En 1998, Nintendo sort un nouveau jeu sur sa Nintendo 64 : Mario Party, une sorte de collection de mini-jeux se déroulant sur un plateau du type « jeu de l'oie » où les joueurs, incarnant des personnages de la série Mario, lancent des dés et se déplacent sur des cases spéciales déclenchant les dites épreuves. Tout l'intérêt du jeu repose sur celles-ci, notamment si l'on a trois amis sous la main.
Du coup, SEGA, comme à son habitude, décide de contrer Nintendo en faisant son propre Party Game : Sonic Shuffle. Sauf que cette fois-ci, SEGA fait appel à Hudson Soft pour réaliser le jeu, Hudson Soft qui n'est autre que le développeur des Mario Party... Du coup, cene doit pas être compliqué pour Sonic Shuffle de faire, au moins, aussi bien que Mario Party ? Sans perdre de temps, disons déjà que ce jeu réussit l'exploit d'avoir les mêmes développeurs que l'original, et d'être bien moins réussi que lui.

Sonic Shuffle est donc un party game dans lequel vous incarnez Sonic, Tails, Knuckles et Amy sur un plateau, et dont le but est de récupérer le plus d'emblèmes. Pour cela, quatre façons de faire : récupérer les pierres précieuses, avoir le plus d'anneaux à la fin de la partie, gagner le dernier mini-jeu et terminer une quête cachée. En cas d'égalité, celui qui a le plus d'anneaux remporte la partie.
Aussi bizarre que cela puisse paraître, ce jeu a une histoire, et des dialogues en prime : nos quatre héros se retrouvent plongés à Maginary World, le monde des rêves, par la volonté d'une fée nommée Lumina. Elle a des soucis, car un certain Void a dérobé les pierres précieuses qui permettaient de conserver la stabilité de son monde. Du coup, nos héros vont devoir parcourir les univers de Maginary World pour récupérer les pierres et sauver tout ça.
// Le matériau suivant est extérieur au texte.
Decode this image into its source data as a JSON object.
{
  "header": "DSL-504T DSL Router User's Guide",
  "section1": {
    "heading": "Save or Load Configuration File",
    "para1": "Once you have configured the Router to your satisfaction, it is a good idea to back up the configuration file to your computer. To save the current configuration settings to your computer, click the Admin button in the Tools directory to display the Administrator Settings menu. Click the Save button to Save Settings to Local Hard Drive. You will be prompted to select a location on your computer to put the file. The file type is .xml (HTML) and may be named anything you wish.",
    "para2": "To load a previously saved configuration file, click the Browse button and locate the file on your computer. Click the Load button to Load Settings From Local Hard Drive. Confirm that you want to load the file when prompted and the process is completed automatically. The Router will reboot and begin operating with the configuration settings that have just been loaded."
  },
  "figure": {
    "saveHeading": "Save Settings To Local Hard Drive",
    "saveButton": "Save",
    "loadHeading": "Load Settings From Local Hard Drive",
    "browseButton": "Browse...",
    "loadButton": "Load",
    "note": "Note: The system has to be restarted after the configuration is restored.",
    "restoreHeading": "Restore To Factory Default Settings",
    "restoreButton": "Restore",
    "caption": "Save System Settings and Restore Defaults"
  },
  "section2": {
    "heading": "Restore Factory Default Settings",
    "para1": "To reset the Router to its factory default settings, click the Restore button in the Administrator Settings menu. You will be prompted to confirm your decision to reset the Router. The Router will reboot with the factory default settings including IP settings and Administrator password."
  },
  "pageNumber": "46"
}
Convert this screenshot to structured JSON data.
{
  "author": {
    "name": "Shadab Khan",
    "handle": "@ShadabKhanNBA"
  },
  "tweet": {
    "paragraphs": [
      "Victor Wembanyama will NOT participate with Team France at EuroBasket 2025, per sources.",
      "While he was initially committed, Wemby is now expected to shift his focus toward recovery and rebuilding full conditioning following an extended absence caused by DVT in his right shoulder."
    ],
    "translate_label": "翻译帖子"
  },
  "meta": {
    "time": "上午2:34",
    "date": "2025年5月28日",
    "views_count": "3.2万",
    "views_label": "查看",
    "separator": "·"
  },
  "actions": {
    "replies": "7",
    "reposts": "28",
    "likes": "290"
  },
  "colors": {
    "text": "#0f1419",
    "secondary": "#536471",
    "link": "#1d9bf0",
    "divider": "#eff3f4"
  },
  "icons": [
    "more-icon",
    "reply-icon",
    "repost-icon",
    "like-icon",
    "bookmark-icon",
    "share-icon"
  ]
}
Vue d'ensemble du premier plateau, Emerald Coast.

Le jeu se compose de cinq plateaux aux différents chemins et parsemés de cases. Ces plateaux ne sont pas linéaires comme ceux de Mario Party ou du jeu de l'oie, mais ressemblent un peu à celui d'un Trivial Poursuit en beaucoup plus farfelu, avec différents chemins qui vont au même endroit. Quelque part, cela renvoie volontiers aux jeux Sonic sur Megadrive, avec leurs niveaux aux voies multiples.
Parlons des cases en elles-mêmes : il y en a douze en tout. Elles donnent des bonus ou des malus particuliers à chaque personnage qui s'y arrête. Il y a les anneaux, qui donnent un bonus/malus d'anneaux selon la couleur (bleu : bon, rouge : mauvais). Il y a les cases monstre (une étoile à huit branches avec des yeux) qui permet de faire un combat contre un monstre, la case mini-jeu (un point d'exclamation) qui initie une épreuve, une case quête qui lance une quête à effectuer sur le plateau, des cases pierres précieuses pour récupérer un morceau de celles-ci, une case magasin pour acheter des trucs contre des anneaux et des cases de déplacement : une case raccourci pour chaque personnage, une case de déplacement spécifique pour chaque plateau et une case ressort.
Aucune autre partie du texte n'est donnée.